In the six months since the keel-laying, work in Cammell Laird’s construction hall has continued apace. The ship is currently over 20m high and 30m long; 2,000 tonnes of steel have been assembled, which is more than a third of the total. We are on course for the ceremonial launch in early 2018; followed by sea-trials before she enters full service in 2019-20.
Success through teamwork
Building a research ship that will operate in one of the most hostile regions on earth is a huge challenge. Successful delivery depends on a diverse range of professional groups working collaboratively. As the Senior Responsible Officer on this infrastructure investment, it is my job to ensure that the programme attains excellent governance and effective management of public money.
I chair the RRS Sir David Attenborough Programme Board which includes project leaders from NERC, BAS, colleagues from the Department of Business, Energy and Industrial Strategy (BEIS), the Managing Director of Cammell Laird, marine design consultants Houlder and a procurement specialist from UKSBS. At our regular programme board meetings and at multi-disciplinary workshops we bring our teams together to share ideas, concerns and ambitions.

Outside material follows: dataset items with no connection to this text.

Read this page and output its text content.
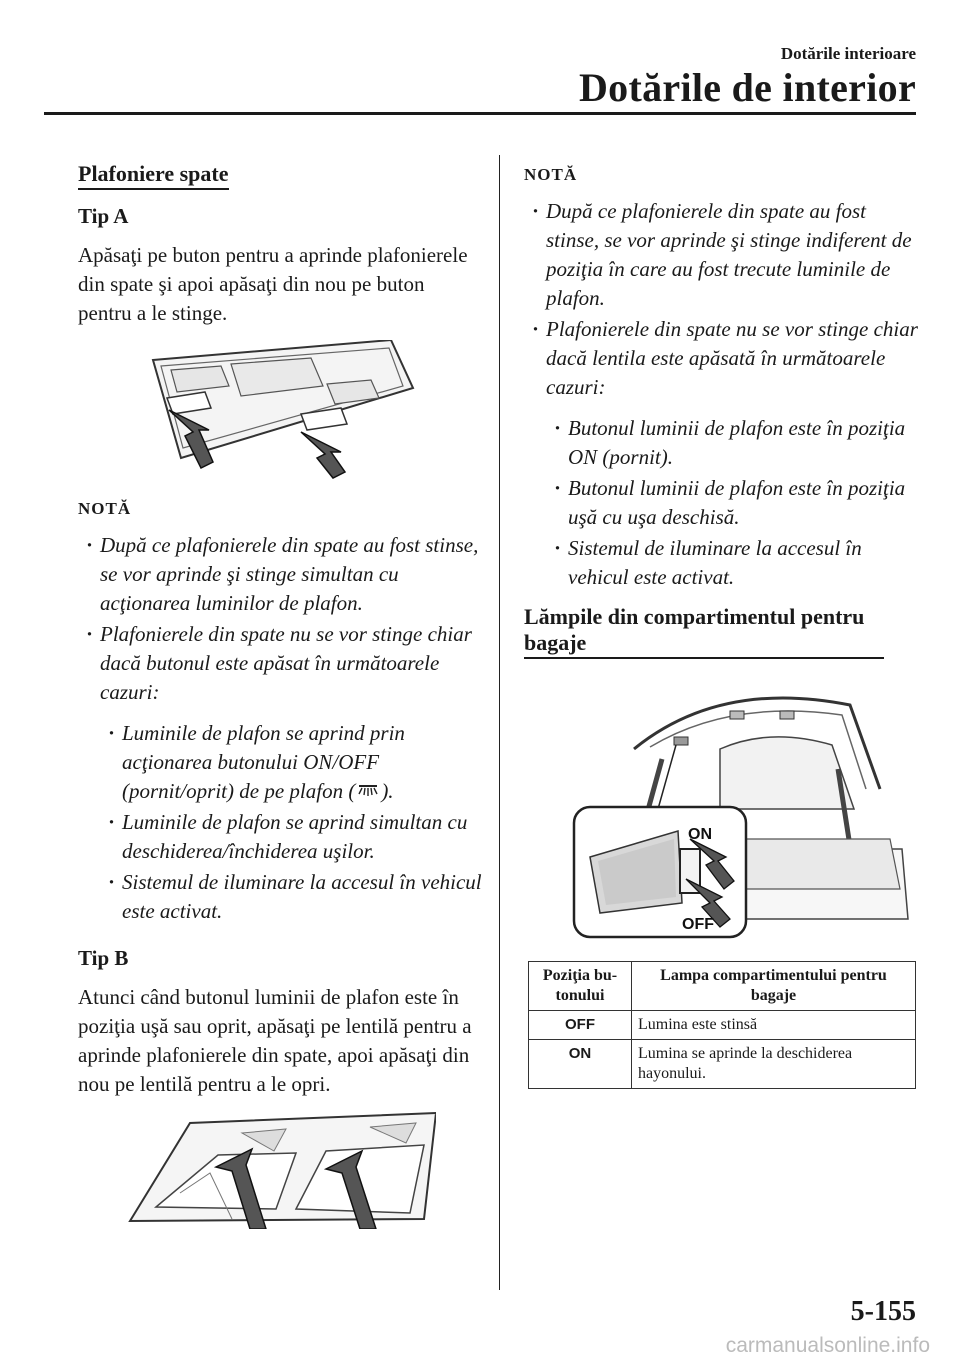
Dotările interioare
Dotările de interior
Plafoniere spate
Tip A

Apăsaţi pe buton pentru a aprinde plafonierele din spate şi apoi apăsaţi din nou pe buton pentru a le stinge.

NOTĂ
· După ce plafonierele din spate au fost stinse, se vor aprinde şi stinge simultan cu acţionarea luminilor de plafon.
· Plafonierele din spate nu se vor stinge chiar dacă butonul este apăsat în următoarele cazuri:
· Luminile de plafon se aprind prin acţionarea butonului ON/OFF (pornit/oprit) de pe plafon ( ).
· Luminile de plafon se aprind simultan cu deschiderea/închiderea uşilor.
· Sistemul de iluminare la accesul în vehicul este activat.
Tip B

Atunci când butonul luminii de plafon este în poziţia uşă sau oprit, apăsaţi pe lentilă pentru a aprinde plafonierele din spate, apoi apăsaţi din nou pe lentilă pentru a le opri.

NOTĂ
· După ce plafonierele din spate au fost stinse, se vor aprinde şi stinge indiferent de poziţia în care au fost trecute luminile de plafon.
· Plafonierele din spate nu se vor stinge chiar dacă lentila este apăsată în următoarele cazuri:
· Butonul luminii de plafon este în poziţia ON (pornit).
· Butonul luminii de plafon este în poziţia uşă cu uşa deschisă.
· Sistemul de iluminare la accesul în vehicul este activat.
Lămpile din compartimentul pentru bagaje
ON
OFF
Poziţia bu-tonului	Lampa compartimentului pentru bagaje
OFF	Lumina este stinsă
ON	Lumina se aprinde la deschiderea hayonului.
5-155
carmanualsonline.info
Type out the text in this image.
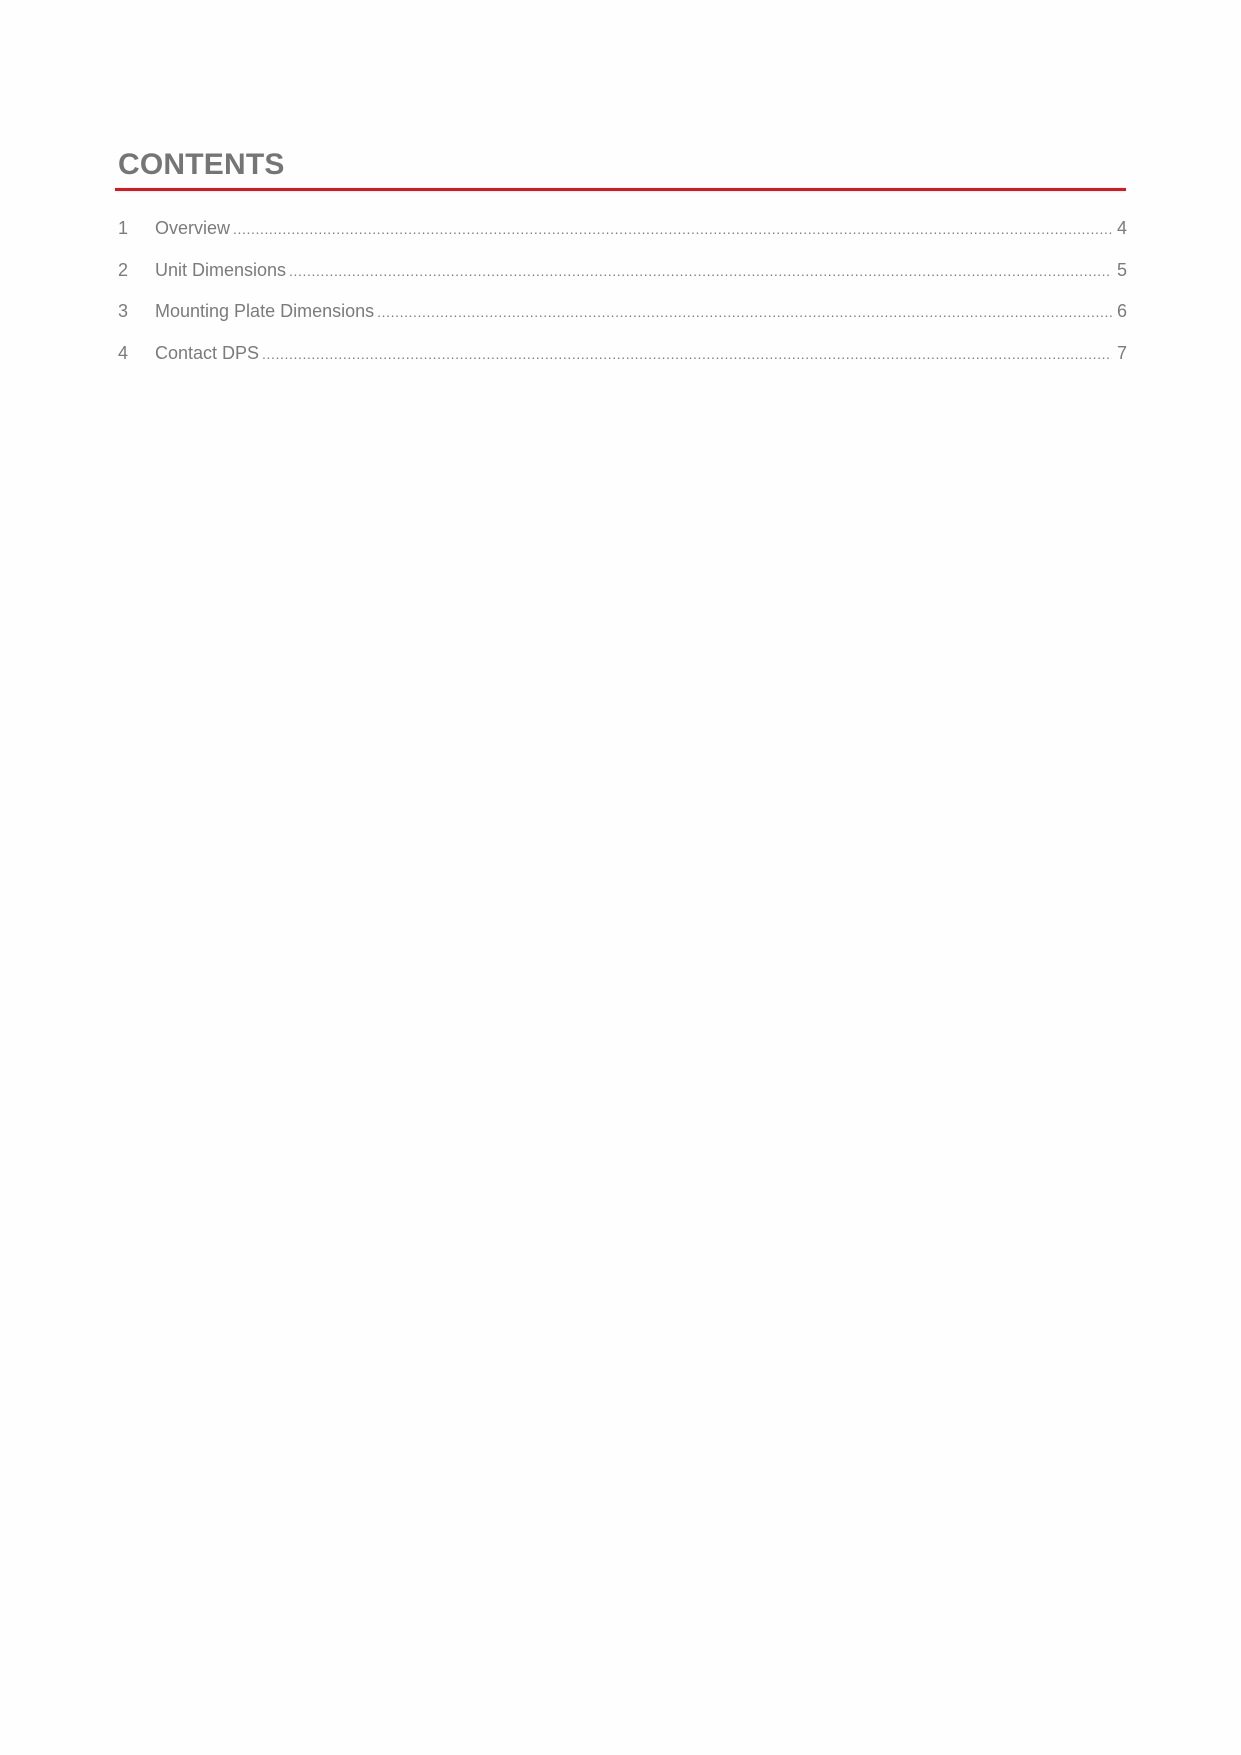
CONTENTS
1	Overview .....	4
2	Unit Dimensions .....	5
3	Mounting Plate Dimensions .....	6
4	Contact DPS .....	7
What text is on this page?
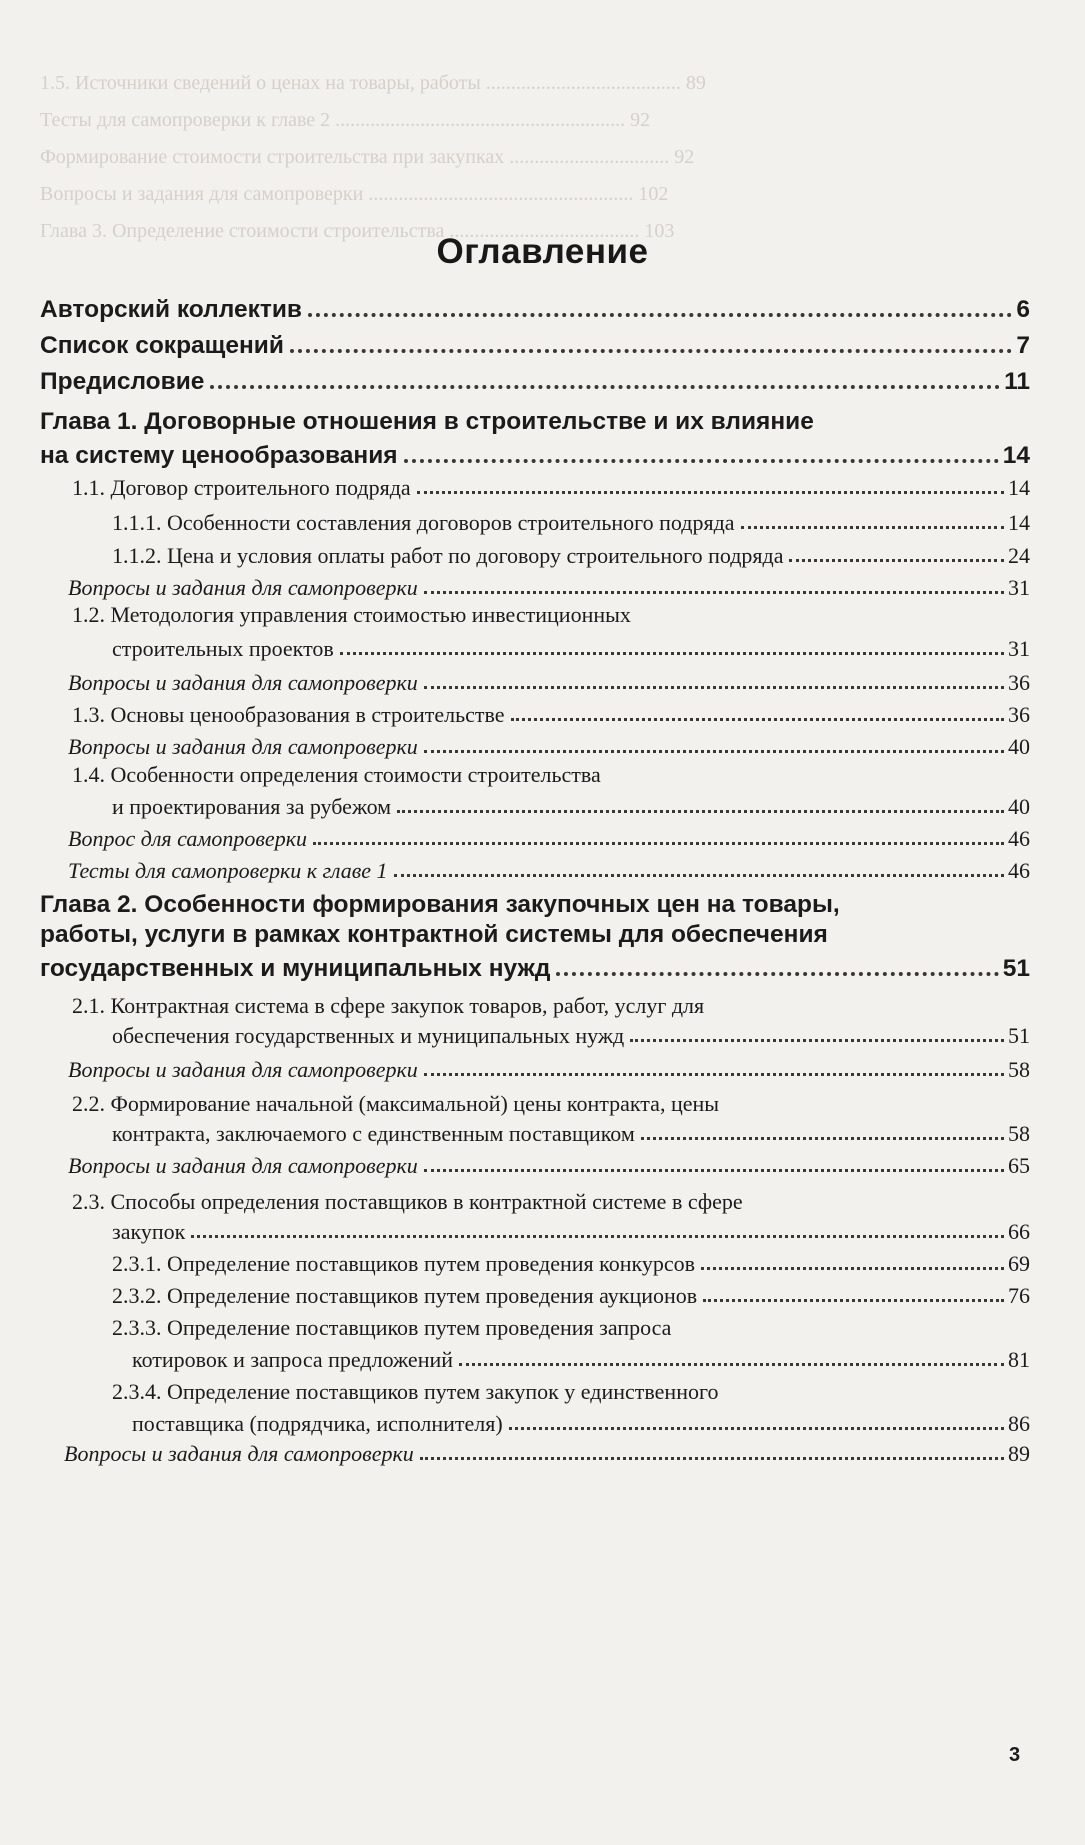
1.5. Источники сведений о ценах на товары, работы ....................................... 89
Тесты для самопроверки к главе 2 .......................................................... 92
Формирование стоимости строительства при закупках ................................ 92
Вопросы и задания для самопроверки ..................................................... 102
Глава 3. Определение стоимости строительства ...................................... 103
Оглавление
Авторский коллектив	6
Список сокращений	7
Предисловие	11
Глава 1. Договорные отношения в строительстве и их влияние
на систему ценообразования	14
1.1. Договор строительного подряда	14
1.1.1. Особенности составления договоров строительного подряда	14
1.1.2. Цена и условия оплаты работ по договору строительного подряда	24
Вопросы и задания для самопроверки	31
1.2. Методология управления стоимостью инвестиционных
строительных проектов	31
Вопросы и задания для самопроверки	36
1.3. Основы ценообразования в строительстве	36
Вопросы и задания для самопроверки	40
1.4. Особенности определения стоимости строительства
и проектирования за рубежом	40
Вопрос для самопроверки	46
Тесты для самопроверки к главе 1	46
Глава 2. Особенности формирования закупочных цен на товары,
работы, услуги в рамках контрактной системы для обеспечения
государственных и муниципальных нужд	51
2.1. Контрактная система в сфере закупок товаров, работ, услуг для
обеспечения государственных и муниципальных нужд	51
Вопросы и задания для самопроверки	58
2.2. Формирование начальной (максимальной) цены контракта, цены
контракта, заключаемого с единственным поставщиком	58
Вопросы и задания для самопроверки	65
2.3. Способы определения поставщиков в контрактной системе в сфере
закупок	66
2.3.1. Определение поставщиков путем проведения конкурсов	69
2.3.2. Определение поставщиков путем проведения аукционов	76
2.3.3. Определение поставщиков путем проведения запроса
котировок и запроса предложений	81
2.3.4. Определение поставщиков путем закупок у единственного
поставщика (подрядчика, исполнителя)	86
Вопросы и задания для самопроверки	89
3
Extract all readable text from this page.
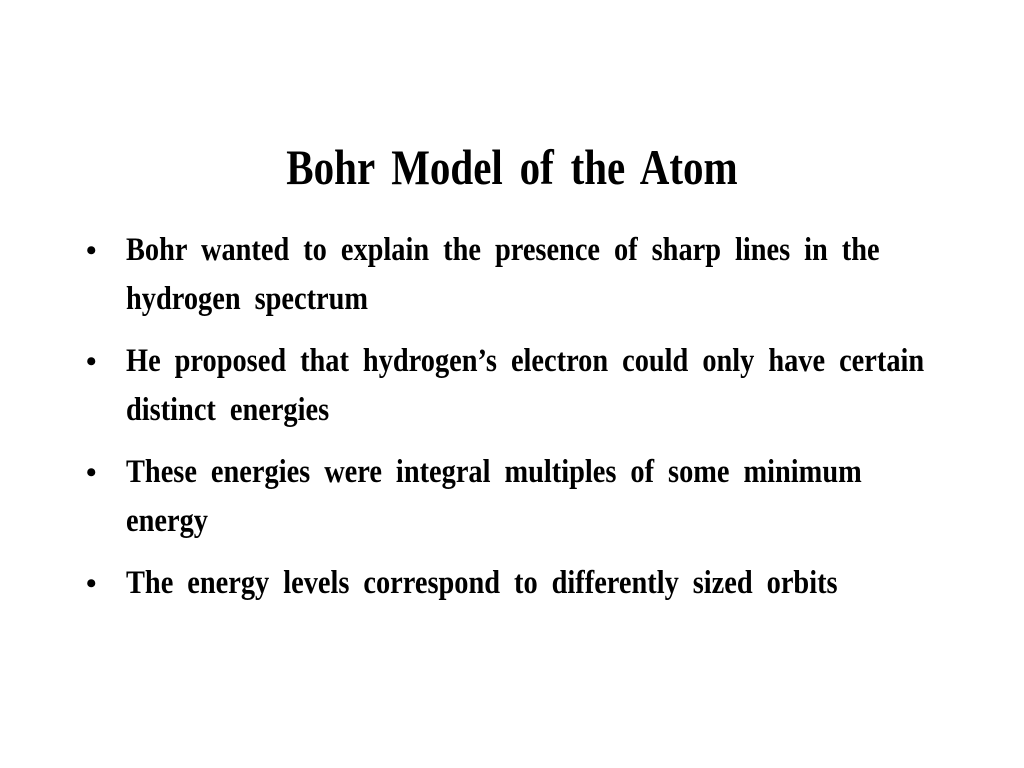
Bohr Model of the Atom
• Bohr wanted to explain the presence of sharp lines in the hydrogen spectrum
• He proposed that hydrogen’s electron could only have certain distinct energies
• These energies were integral multiples of some minimum energy
• The energy levels correspond to differently sized orbits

Together we are driving the programme in a cohesive and effective direction.
What’s happening now?
Our professional project management teams in NERC Head Office and at BAS are working closely with the Cammell Laird team in Birkenhead. Captains and engineers from RRS James Clark Ross and RRS Ernest Shackleton are providing expert input to the construction project. Block 20 of the ship is nearing completion. BAS Operational teams are developing plans to get the new ship into service.
Design and development work on a suite of enhancements to Antarctic and subantarctic research stations is underway with technical and engineering expertise from NERC-BAS’s advisors Ramboll and our construction partner, BAM Nuttall.
This modernisation of the research stations will enable optimal use of the new ship’s logistical and scientific capabilities, and will ensure that the UK maintains its position as a global leader in polar science and a major presence in the Antarctic and the South Atlantic.
The RRS Sir David Attenborough and the research station projects associated with it represent a total investment of £225m. The programme is among the 200 biggest currently funded by Government, which places it in the Government Major Projects Portfolio (GMPP) alongside programmes including High Speed Two (HS2) and the Trident replacement. The Infrastructure and Projects Authority – a part of the Cabinet Office and of HM Treasury – oversees these major projects. Their reports so far have rated our progress as Amber/Green – a very positive outcome for a programme at this stage.
I am hugely excited by the opportunity to lead this project – and to work with a wide range of skilled and talented people. NERC’s commissioning of the RRS Sir David Attenborough will keep Britain at the forefront of world-leading research and will transform how Britain supports science in Antarctica and the Arctic.